RAG1 and RAG2 conservation and mutation rate residue frequency. (i) Gene conservation score, non-conserved 0 and conserved 1. (ii) Histogram; raw MRF score. Heatmap; MRF prediction for conserved residues, graded 0 to 0.05 (scale of increasing likelihood for producing disease). (iii) MRF score averaged with 1% intervals for each respective gene and cut-off below 75th percentile, graded 0 to 0.03 (Noise reduction method). (iv) Gene structure with functional domains.
MRF scores select for confirmed variants in human disease
We have applied MRF scores to known damaging mutations from other extensive reports in cases of human disease [12,15,17,19,20,24–47] [originally compiled by Notarangelo et al. [48]]. This dataset compares a total of 44 variants. We expected that functionally damaging variants (resulting in low recombination activity in vitro) that have the highest probability of occurrence would be identified with high MRF scores. MRF prediction correctly identified damaging mutations in RAG1 and RAG2 (Fig. 2 (i)). Variants reported on GnomAD which are clinically found to cause disease have significantly higher MRF scores than variants which have not been reported to cause disease (Fig. 2 (i)).
RAG1 and RAG2 mutation rate residue frequency accurately predicts disease. (i) Known damaging variants (clinically diagnosed with genetic confirmation) reported on GnomAD have significantly higher MRF scores than non-pathogenic variants. (ii) GnomAD rare variant allele frequency <0.0001. No significant difference in allele frequency is found between known damaging and non-clinically reported variants.
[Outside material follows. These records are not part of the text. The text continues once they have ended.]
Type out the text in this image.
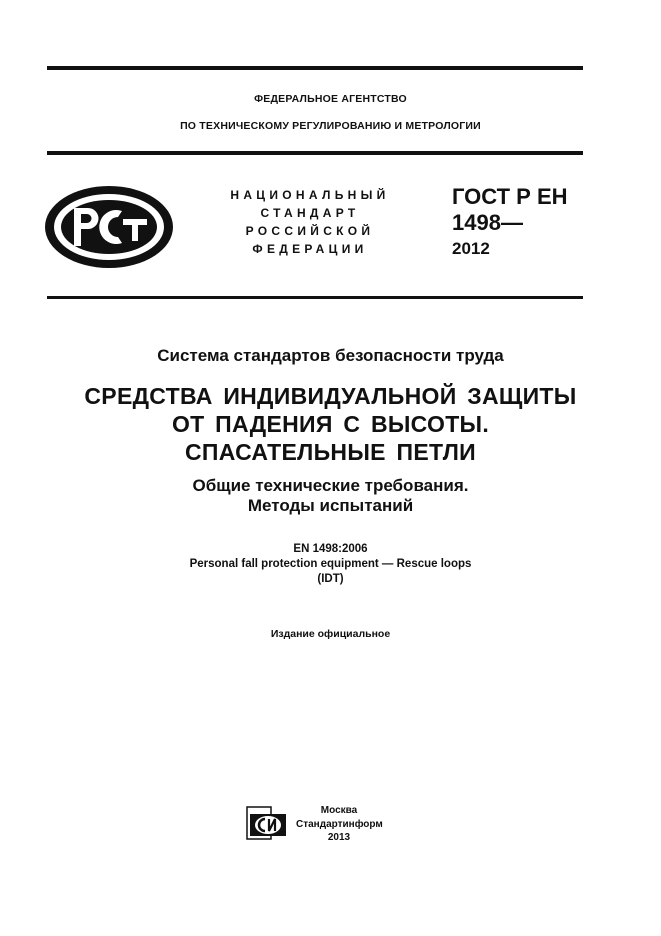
ФЕДЕРАЛЬНОЕ АГЕНТСТВО
ПО ТЕХНИЧЕСКОМУ РЕГУЛИРОВАНИЮ И МЕТРОЛОГИИ
НАЦИОНАЛЬНЫЙ
СТАНДАРТ
РОССИЙСКОЙ
ФЕДЕРАЦИИ
ГОСТ Р ЕН
1498—
2012
Система стандартов безопасности труда
СРЕДСТВА ИНДИВИДУАЛЬНОЙ ЗАЩИТЫ
ОТ ПАДЕНИЯ С ВЫСОТЫ.
СПАСАТЕЛЬНЫЕ ПЕТЛИ
Общие технические требования.
Методы испытаний
EN 1498:2006
Personal fall protection equipment — Rescue loops
(IDT)
Издание официальное
Москва
Стандартинформ
2013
Unpaired t test. RAG1 P value 0.002** RAG2 P value 0.0339*. MRF; mutation rate residue frequency, ns; non-significant.
Allele frequency is generally the single most important filtering method for rare disease in whole genome (and exome) sequencing experiments. Variants under pressure from purifying selection are more likely to cause disease than common variants. Based on the frequency of protein-truncating variants in the general population, RAG1 and RAG2 are considered to be tolerant to the loss of one allele, indicated by their low probability of being loss-of-function intolerant (pLI) scores of 0.00 and 0.01, respectively [21]. Therefore, allele frequencies of rare variants reported on GnomAD cannot differentially predict the likelihood of causing disease (Fig. 2 (ii)). This is particularly important for recessive diseases such as RAG deficiency. As such we find no significant difference between known damaging variants and those which have not been reported yet as disease-causing, illustrating the reasoning for our method design (Fig. 2 (ii)). Many non-clinically-reported rare variants may cause disease; the MRF score identifies the top clinically-relevant candidates.
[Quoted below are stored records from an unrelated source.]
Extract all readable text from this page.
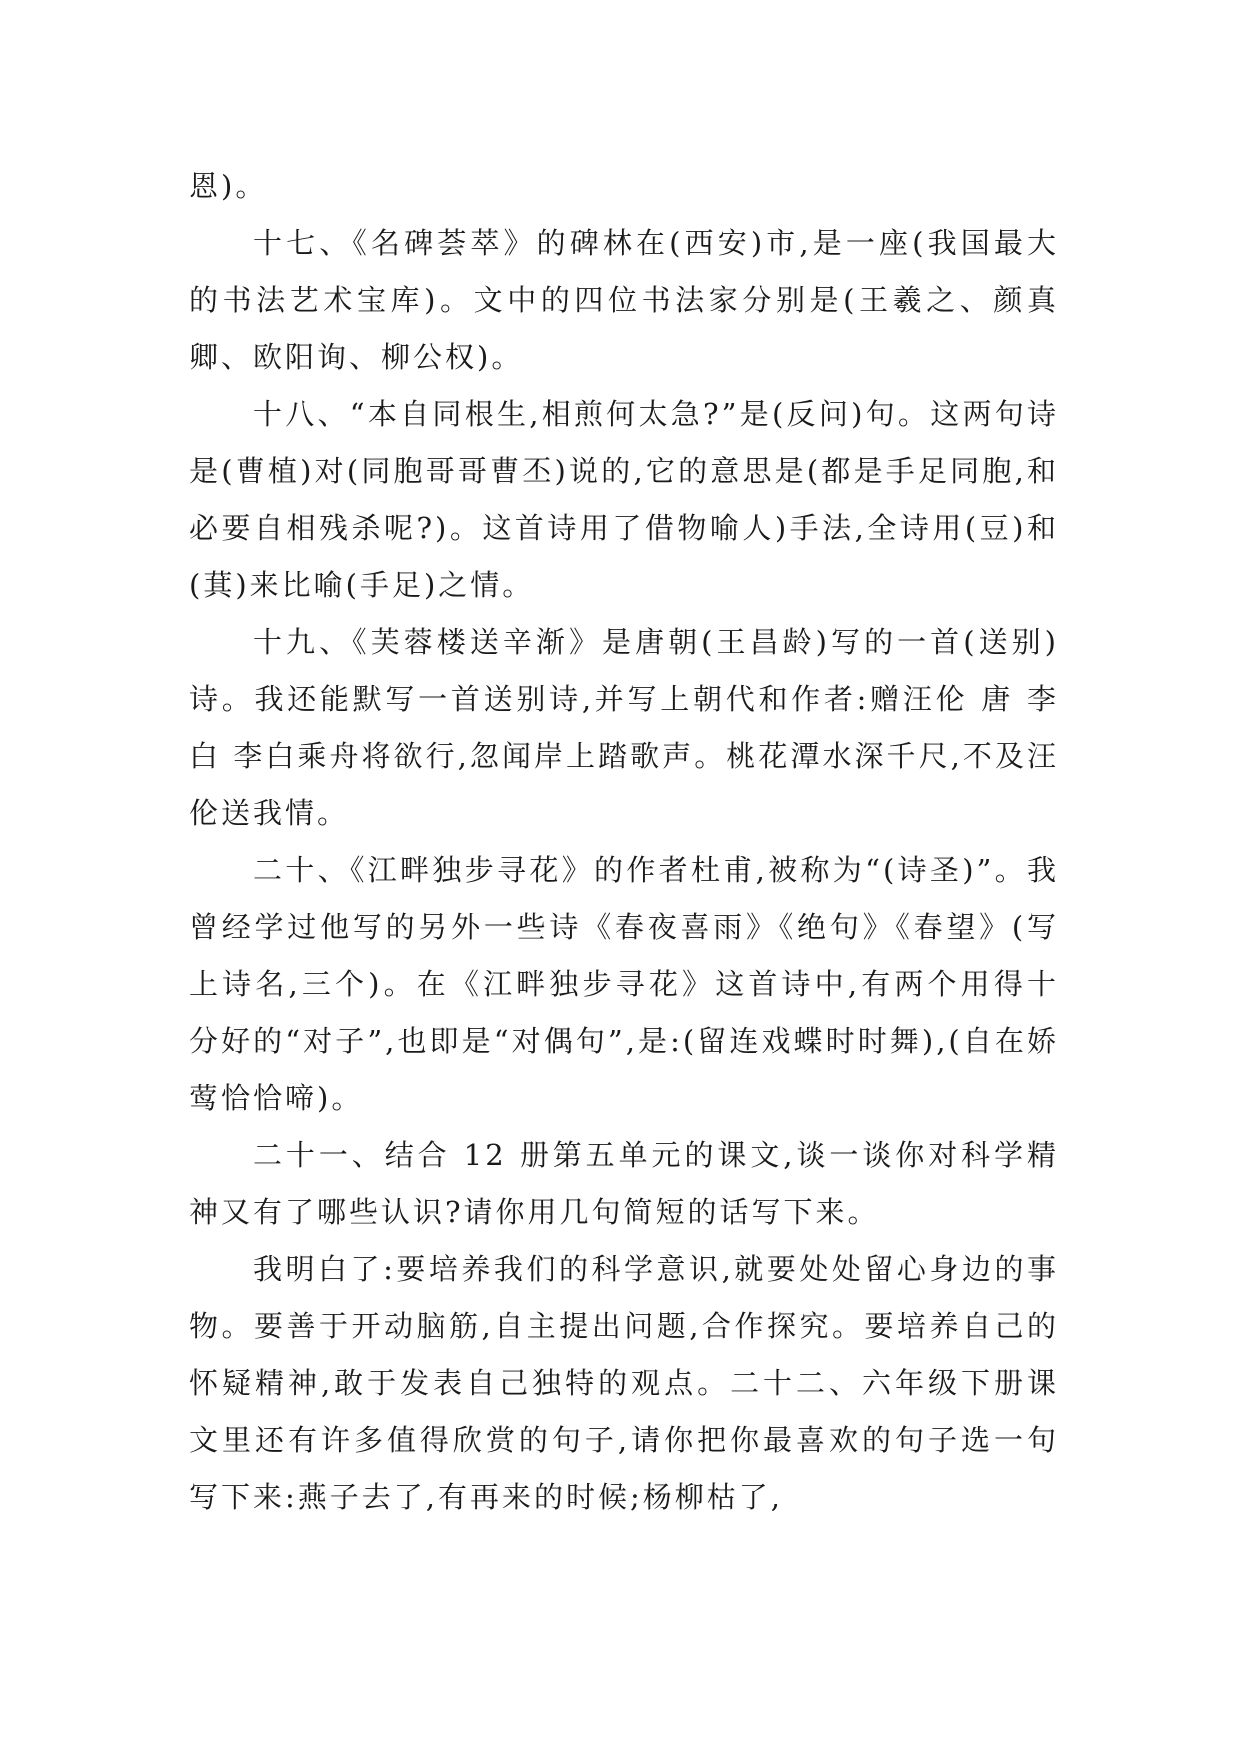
恩)。

十七、《名碑荟萃》的碑林在(西安)市,是一座(我国最大的书法艺术宝库)。文中的四位书法家分别是(王羲之、颜真卿、欧阳询、柳公权)。

十八、“本自同根生,相煎何太急?”是(反问)句。这两句诗是(曹植)对(同胞哥哥曹丕)说的,它的意思是(都是手足同胞,和必要自相残杀呢?)。这首诗用了借物喻人)手法,全诗用(豆)和(萁)来比喻(手足)之情。

十九、《芙蓉楼送辛渐》是唐朝(王昌龄)写的一首(送别)诗。我还能默写一首送别诗,并写上朝代和作者:赠汪伦 唐 李白 李白乘舟将欲行,忽闻岸上踏歌声。桃花潭水深千尺,不及汪伦送我情。

二十、《江畔独步寻花》的作者杜甫,被称为“(诗圣)”。我曾经学过他写的另外一些诗《春夜喜雨》《绝句》《春望》(写上诗名,三个)。在《江畔独步寻花》这首诗中,有两个用得十分好的“对子”,也即是“对偶句”,是:(留连戏蝶时时舞),(自在娇莺恰恰啼)。

二十一、结合 12 册第五单元的课文,谈一谈你对科学精神又有了哪些认识?请你用几句简短的话写下来。

我明白了:要培养我们的科学意识,就要处处留心身边的事物。要善于开动脑筋,自主提出问题,合作探究。要培养自己的怀疑精神,敢于发表自己独特的观点。二十二、六年级下册课文里还有许多值得欣赏的句子,请你把你最喜欢的句子选一句写下来:燕子去了,有再来的时候;杨柳枯了,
MRF scores predict functional validation
The functional validation of MRF predictions is presented in Figure 3. We have previously measured the recombination activity of RAG1 and RAG2 disease-causing variants in several patients [16]. We have compiled our own and other functional assay data from Lee et al. [17] and Tirosh et al. [18] to produce a panel of recombination activity measurements for coding variants in both RAG1 and RAG2. RAG deficiency is measured as the level of recombination potential produced by the protein complex. Each method of investigation simulates the efficiency of wild type or mutant proteins expressed by patients for their ability to produce a diverse repertoire of T-cell receptor (TCR) and B-cell receptor (BCR) coding for immunoglobulins.
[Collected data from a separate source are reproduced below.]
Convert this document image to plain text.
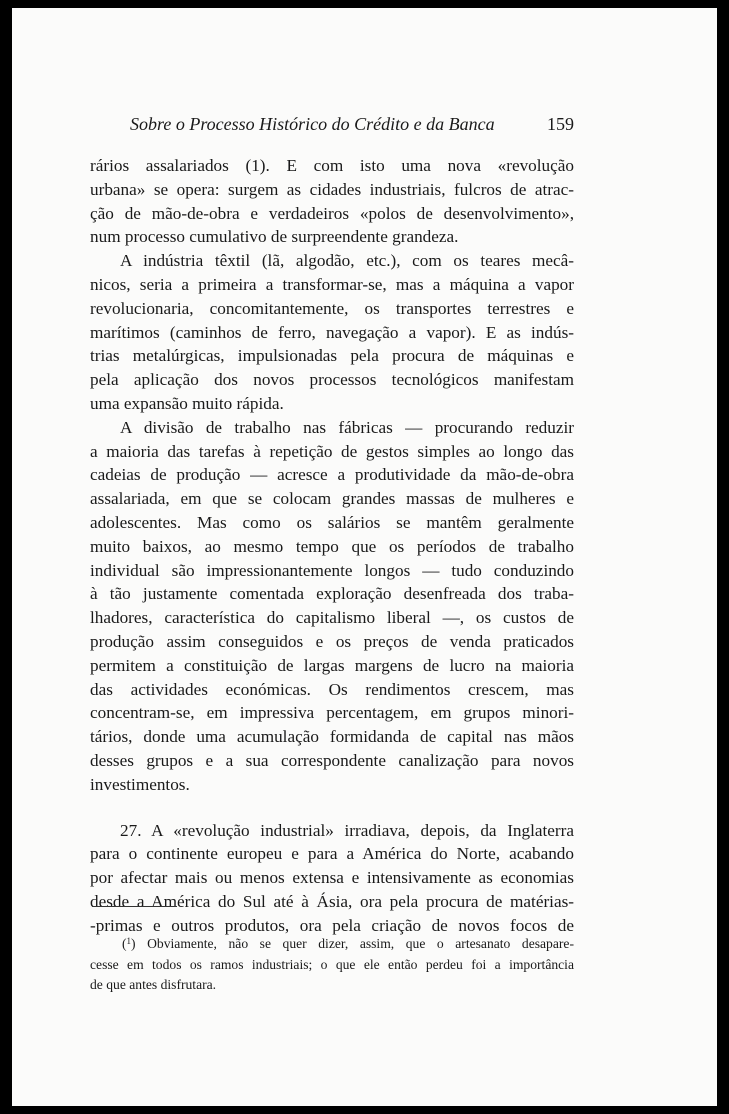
Sobre o Processo Histórico do Crédito e da Banca	159
rários assalariados (1). E com isto uma nova «revolução
urbana» se opera: surgem as cidades industriais, fulcros de atrac-
ção de mão-de-obra e verdadeiros «polos de desenvolvimento»,
num processo cumulativo de surpreendente grandeza.
A indústria têxtil (lã, algodão, etc.), com os teares mecâ-
nicos, seria a primeira a transformar-se, mas a máquina a vapor
revolucionaria, concomitantemente, os transportes terrestres e
marítimos (caminhos de ferro, navegação a vapor). E as indús-
trias metalúrgicas, impulsionadas pela procura de máquinas e
pela aplicação dos novos processos tecnológicos manifestam
uma expansão muito rápida.
A divisão de trabalho nas fábricas — procurando reduzir
a maioria das tarefas à repetição de gestos simples ao longo das
cadeias de produção — acresce a produtividade da mão-de-obra
assalariada, em que se colocam grandes massas de mulheres e
adolescentes. Mas como os salários se mantêm geralmente
muito baixos, ao mesmo tempo que os períodos de trabalho
individual são impressionantemente longos — tudo conduzindo
à tão justamente comentada exploração desenfreada dos traba-
lhadores, característica do capitalismo liberal —, os custos de
produção assim conseguidos e os preços de venda praticados
permitem a constituição de largas margens de lucro na maioria
das actividades económicas. Os rendimentos crescem, mas
concentram-se, em impressiva percentagem, em grupos minori-
tários, donde uma acumulação formidanda de capital nas mãos
desses grupos e a sua correspondente canalização para novos
investimentos.
27. A «revolução industrial» irradiava, depois, da Inglaterra
para o continente europeu e para a América do Norte, acabando
por afectar mais ou menos extensa e intensivamente as economias
desde a América do Sul até à Ásia, ora pela procura de matérias-
-primas e outros produtos, ora pela criação de novos focos de
($^1$) Obviamente, não se quer dizer, assim, que o artesanato desapare-
cesse em todos os ramos industriais; o que ele então perdeu foi a importância
de que antes disfrutara.
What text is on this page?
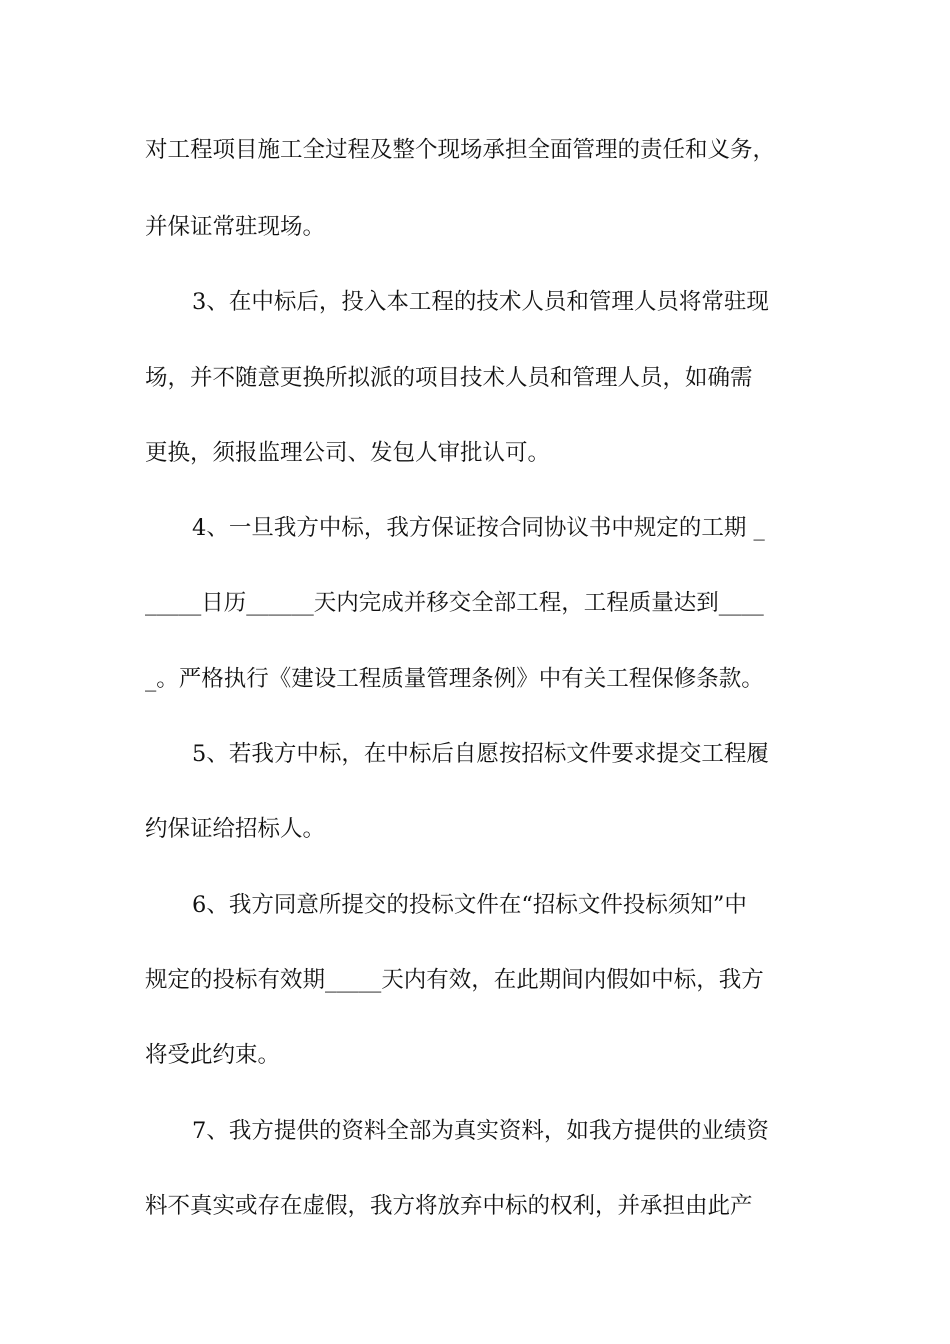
对工程项目施工全过程及整个现场承担全面管理的责任和义务，
并保证常驻现场。
3、在中标后，投入本工程的技术人员和管理人员将常驻现
场，并不随意更换所拟派的项目技术人员和管理人员，如确需
更换，须报监理公司、发包人审批认可。
4、一旦我方中标，我方保证按合同协议书中规定的工期 _
_____日历______天内完成并移交全部工程，工程质量达到____
_。严格执行《建设工程质量管理条例》中有关工程保修条款。
5、若我方中标，在中标后自愿按招标文件要求提交工程履
约保证给招标人。
6、我方同意所提交的投标文件在“招标文件投标须知”中
规定的投标有效期_____天内有效，在此期间内假如中标，我方
将受此约束。
7、我方提供的资料全部为真实资料，如我方提供的业绩资
料不真实或存在虚假，我方将放弃中标的权利，并承担由此产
MRF score versus in vitro loss of protein activity. (i-ii) Predicted likelihood for disease-presentation (based on maximum and minimum MRF score as a percentage) is shown in red or blue for RAG1 and RAG2, respectively. In yellow, the functionally measured recombination activity of each variant where complete loss of protein activity is measured as (its inverse) 100% loss of activity. (iii-iv) Accuracy of MRF scoring compared to functionally validated recombination activity.
In functional experiments, mutant proteins were assayed for their ability to perform recombination on a substrate which mimics the recombination signal sequences (RSS) of TCR and BCR in comparison to wild type protein complex (as % SEM with SD). Our investigation uses the inverse of these measurements, where 0% activity represents 100% loss of activity. MRF scores are presented as a percentage of the maximum score per gene (i.e., for RAG1 MRFmax = 0.043 (100%) and MRFmin = 0.0048 (0%)). We compared predicted MRFs to assay measurements for 71 and 39 mutant RAG1 and RAG2 plasmids, respectively.
The accuracy for correctly identifying all disease-causing variants reported to date is shown per-variant in Figure 3 (i-ii). Best performance was seen for RAG1. We found >80% accuracy for 21 known variants tested, >50% accuracy for 48 tested and <50% accuracy for only 23 tested (Fig. 3 (iii-iv)). If MRF scoring was used in the same cases pre-emptively, the loss of investment would be minimal; only 8 variants out of 71 mutants tested had an MRF score above average while being measured as functionally benign (a false positives rate of 11.27%). RAG2 scored with only 3 variants out of 39 variants (7.69%) with an MRF above average while functionally benign. However, the measurement of accuracy is limited in that very few of the most likely clinically relevant variants predicted by MRF scoring have been tested to date. Figure 4 illustrates the breakdown of functional testing carried out to date compared to the likelihood of such occurrences in disease cases.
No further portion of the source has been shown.